FAQ
Questions about governed AI.
Answers to common questions about AI governance, the Model Context Protocol, agent token costs, deterministic execution, auditability and how Model My Context works.
What does AI governance actually mean?
Real AI governance is not a policy document or a filter that blocks employees from pasting data into chatbots — that is a perimeter wall. It means that when an autonomous AI agent touches your business systems, it executes your corporate rules deterministically, every time. It is an execution-level standard, not a passive checklist.
What is the Model Context Protocol (MCP)?
MCP is an open standard for connecting AI agents to tools and context through a uniform interface. Model My Context provides an open-source MCP engine that exposes your governed skills and bounded context as clean, headless endpoints any MCP-compatible agent can call.
How can I reduce AI agent token costs?
Stop sending your entire business to the model on every call. Naive “all-in-one” prompts can burn 11,500+ tokens per turn; a slice-based architecture that injects only the atomic context for the current step can do the same work in ~950 — roughly a 90%+ reduction — while improving accuracy. The cost problem is architectural, not a matter of negotiating cheaper rates.
What is context rot?
Context rot is the degradation of an LLM’s accuracy as its prompt becomes bloated. Past a certain point, adding more context makes answers worse, forcing the system into expensive retry loops. The fix is to radically restrict context, not to keep expanding the window.
How do I make AI agents behave reliably and deterministically?
Separate the intelligence of the LLM from the logic of the business process. Codify your rules in a structured, model-agnostic layer (a SKILL.md file), let deterministic code own the workflow, and validate the model’s output before advancing. The agent can decide how to do a task, but it cannot bypass a hard requirement.
Does Model My Context store my business data?
No. MMC uses a zero-knowledge architecture: your business rules and context live in your own private repository, and the open-source engine runs in your own infrastructure.
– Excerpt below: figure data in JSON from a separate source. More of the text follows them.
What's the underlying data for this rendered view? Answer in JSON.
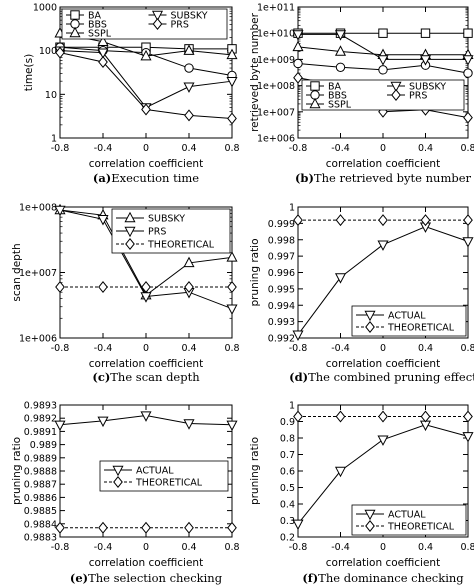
{
  "chart_data": [
    {
      "type": "line",
      "caption_tag": "(a)",
      "caption_text": "Execution time",
      "xlabel": "correlation coefficient",
      "ylabel": "time(s)",
      "scale": "log",
      "ylim": [
        1,
        1000
      ],
      "yticks": [
        1,
        10,
        100,
        1000
      ],
      "ytick_labels": [
        "1",
        "10",
        "100",
        "1000"
      ],
      "x": [
        -0.8,
        -0.4,
        0,
        0.4,
        0.8
      ],
      "xticks": [
        -0.8,
        -0.4,
        0,
        0.4,
        0.8
      ],
      "xtick_labels": [
        "-0.8",
        "-0.4",
        "0",
        "0.4",
        "0.8"
      ],
      "legend": "top",
      "series": [
        {
          "name": "BA",
          "marker": "square",
          "values": [
            120,
            120,
            120,
            110,
            110
          ]
        },
        {
          "name": "BBS",
          "marker": "circle",
          "values": [
            120,
            100,
            90,
            40,
            27
          ]
        },
        {
          "name": "SSPL",
          "marker": "triangle-up",
          "values": [
            250,
            160,
            75,
            100,
            80
          ]
        },
        {
          "name": "SUBSKY",
          "marker": "triangle-down",
          "values": [
            100,
            90,
            5,
            15,
            20
          ]
        },
        {
          "name": "PRS",
          "marker": "diamond",
          "values": [
            90,
            55,
            4.5,
            3.3,
            2.8
          ]
        }
      ]
    },
    {
      "type": "line",
      "caption_tag": "(b)",
      "caption_text": "The retrieved byte number",
      "xlabel": "correlation coefficient",
      "ylabel": "retrieved byte number",
      "scale": "log",
      "ylim": [
        1000000,
        100000000000
      ],
      "yticks": [
        1000000,
        10000000,
        100000000,
        1000000000,
        10000000000,
        100000000000
      ],
      "ytick_labels": [
        "1e+006",
        "1e+007",
        "1e+008",
        "1e+009",
        "1e+010",
        "1e+011"
      ],
      "x": [
        -0.8,
        -0.4,
        0,
        0.4,
        0.8
      ],
      "xticks": [
        -0.8,
        -0.4,
        0,
        0.4,
        0.8
      ],
      "xtick_labels": [
        "-0.8",
        "-0.4",
        "0",
        "0.4",
        "0.8"
      ],
      "legend": "bottom",
      "series": [
        {
          "name": "BA",
          "marker": "square",
          "values": [
            10000000000,
            10000000000,
            10000000000,
            10000000000,
            10000000000
          ]
        },
        {
          "name": "BBS",
          "marker": "circle",
          "values": [
            700000000,
            500000000,
            400000000,
            600000000,
            300000000
          ]
        },
        {
          "name": "SSPL",
          "marker": "triangle-up",
          "values": [
            3000000000,
            2000000000,
            1500000000,
            1500000000,
            1500000000
          ]
        },
        {
          "name": "SUBSKY",
          "marker": "triangle-down",
          "values": [
            9000000000,
            9000000000,
            1000000000,
            1000000000,
            1000000000
          ]
        },
        {
          "name": "PRS",
          "marker": "diamond",
          "values": [
            200000000,
            100000000,
            10000000,
            12000000,
            6000000
          ]
        }
      ]
    },
    {
      "type": "line",
      "caption_tag": "(c)",
      "caption_text": "The scan depth",
      "xlabel": "correlation coefficient",
      "ylabel": "scan depth",
      "scale": "log",
      "ylim": [
        1000000,
        100000000
      ],
      "yticks": [
        1000000,
        10000000,
        100000000
      ],
      "ytick_labels": [
        "1e+006",
        "1e+007",
        "1e+008"
      ],
      "x": [
        -0.8,
        -0.4,
        0,
        0.4,
        0.8
      ],
      "xticks": [
        -0.8,
        -0.4,
        0,
        0.4,
        0.8
      ],
      "xtick_labels": [
        "-0.8",
        "-0.4",
        "0",
        "0.4",
        "0.8"
      ],
      "legend": "top-right",
      "series": [
        {
          "name": "SUBSKY",
          "marker": "triangle-up",
          "style": "solid",
          "values": [
            90000000,
            75000000,
            4500000,
            14000000,
            17000000
          ]
        },
        {
          "name": "PRS",
          "marker": "triangle-down",
          "style": "solid",
          "values": [
            90000000,
            65000000,
            4300000,
            5000000,
            2800000
          ]
        },
        {
          "name": "THEORETICAL",
          "marker": "diamond",
          "style": "dashed",
          "values": [
            6000000,
            6000000,
            6000000,
            6000000,
            6000000
          ]
        }
      ]
    },
    {
      "type": "line",
      "caption_tag": "(d)",
      "caption_text": "The combined pruning effect",
      "xlabel": "correlation coefficient",
      "ylabel": "pruning ratio",
      "scale": "linear",
      "ylim": [
        0.992,
        1
      ],
      "yticks": [
        0.992,
        0.993,
        0.994,
        0.995,
        0.996,
        0.997,
        0.998,
        0.999,
        1
      ],
      "ytick_labels": [
        "0.992",
        "0.993",
        "0.994",
        "0.995",
        "0.996",
        "0.997",
        "0.998",
        "0.999",
        "1"
      ],
      "x": [
        -0.8,
        -0.4,
        0,
        0.4,
        0.8
      ],
      "xticks": [
        -0.8,
        -0.4,
        0,
        0.4,
        0.8
      ],
      "xtick_labels": [
        "-0.8",
        "-0.4",
        "0",
        "0.4",
        "0.8"
      ],
      "legend": "bottom-right",
      "series": [
        {
          "name": "ACTUAL",
          "marker": "triangle-down",
          "style": "solid",
          "values": [
            0.9922,
            0.9957,
            0.9977,
            0.9988,
            0.9979
          ]
        },
        {
          "name": "THEORETICAL",
          "marker": "diamond",
          "style": "dashed",
          "values": [
            0.9992,
            0.9992,
            0.9992,
            0.9992,
            0.9992
          ]
        }
      ]
    },
    {
      "type": "line",
      "caption_tag": "(e)",
      "caption_text": "The selection checking",
      "xlabel": "correlation coefficient",
      "ylabel": "pruning ratio",
      "scale": "linear",
      "ylim": [
        0.9883,
        0.9893
      ],
      "yticks": [
        0.9883,
        0.9884,
        0.9885,
        0.9886,
        0.9887,
        0.9888,
        0.9889,
        0.989,
        0.9891,
        0.9892,
        0.9893
      ],
      "ytick_labels": [
        "0.9883",
        "0.9884",
        "0.9885",
        "0.9886",
        "0.9887",
        "0.9888",
        "0.9889",
        "0.989",
        "0.9891",
        "0.9892",
        "0.9893"
      ],
      "x": [
        -0.8,
        -0.4,
        0,
        0.4,
        0.8
      ],
      "xticks": [
        -0.8,
        -0.4,
        0,
        0.4,
        0.8
      ],
      "xtick_labels": [
        "-0.8",
        "-0.4",
        "0",
        "0.4",
        "0.8"
      ],
      "legend": "middle-right",
      "series": [
        {
          "name": "ACTUAL",
          "marker": "triangle-down",
          "style": "solid",
          "values": [
            0.98915,
            0.98918,
            0.98922,
            0.98916,
            0.98915
          ]
        },
        {
          "name": "THEORETICAL",
          "marker": "diamond",
          "style": "dashed",
          "values": [
            0.98837,
            0.98837,
            0.98837,
            0.98837,
            0.98837
          ]
        }
      ]
    },
    {
      "type": "line",
      "caption_tag": "(f)",
      "caption_text": "The dominance checking",
      "xlabel": "correlation coefficient",
      "ylabel": "pruning ratio",
      "scale": "linear",
      "ylim": [
        0.2,
        1
      ],
      "yticks": [
        0.2,
        0.3,
        0.4,
        0.5,
        0.6,
        0.7,
        0.8,
        0.9,
        1
      ],
      "ytick_labels": [
        "0.2",
        "0.3",
        "0.4",
        "0.5",
        "0.6",
        "0.7",
        "0.8",
        "0.9",
        "1"
      ],
      "x": [
        -0.8,
        -0.4,
        0,
        0.4,
        0.8
      ],
      "xticks": [
        -0.8,
        -0.4,
        0,
        0.4,
        0.8
      ],
      "xtick_labels": [
        "-0.8",
        "-0.4",
        "0",
        "0.4",
        "0.8"
      ],
      "legend": "bottom-right",
      "series": [
        {
          "name": "ACTUAL",
          "marker": "triangle-down",
          "style": "solid",
          "values": [
            0.28,
            0.6,
            0.79,
            0.88,
            0.81
          ]
        },
        {
          "name": "THEORETICAL",
          "marker": "diamond",
          "style": "dashed",
          "values": [
            0.93,
            0.93,
            0.93,
            0.93,
            0.93
          ]
        }
      ]
    }
  ]
}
There is no MMC database holding your logic — so there is nothing new for your security team or procurement to audit.
How is this different from prompt engineering?
Prompt engineering tries to coax a probabilistic model into obedience with ever-longer instructions — fragile, opaque, and prone to drift when the model updates. MMC builds a structural harness around the model instead: bounded context, deterministic logic in your own code, and every call tied to a measurable outcome.
Is the MMC engine open source?
Yes. The MCP execution engine is open source (MIT) — you can fork it, self-host it, and inspect every line, and it will always be free. The MMC Workbench, the visual IDE for authoring context models, is the proprietary paid product. You can walk away from the Workbench without losing your logic.
How do I audit what an AI agent did?
MMC’s runtime is event-driven: every state change, system interaction and rule evaluation is emitted as an immutable event. That event stream is the source of truth, giving you a precise, replayable record of how agents behaved — and because skills live in your repository, every rule change is timestamped, attributable and reversible.
Do I need to be technical to use MMC?
No. The Workbench is a visual context-modeling tool — you define outcomes and interactions on a guided canvas, and the SKILL.md file is generated and committed to your repository for you. Technical users can still edit that file directly, since it is just Markdown.
Which AI agents work with MMC?
Any agent that supports the Model Context Protocol — Claude and Gemini natively, plus any other MCP-compatible agent. Skills are model-agnostic by design, so the same SKILL.md that runs today will run on future MCP-compatible agents without modification.
How does MMC pass enterprise procurement?
The most common procurement blocker for AI tools is the vendor database. MMC eliminates that question: your logic lives in your own GitHub repository and the engine runs in your own infrastructure, so there is no vendor data store to review — and procurement already trusts GitHub.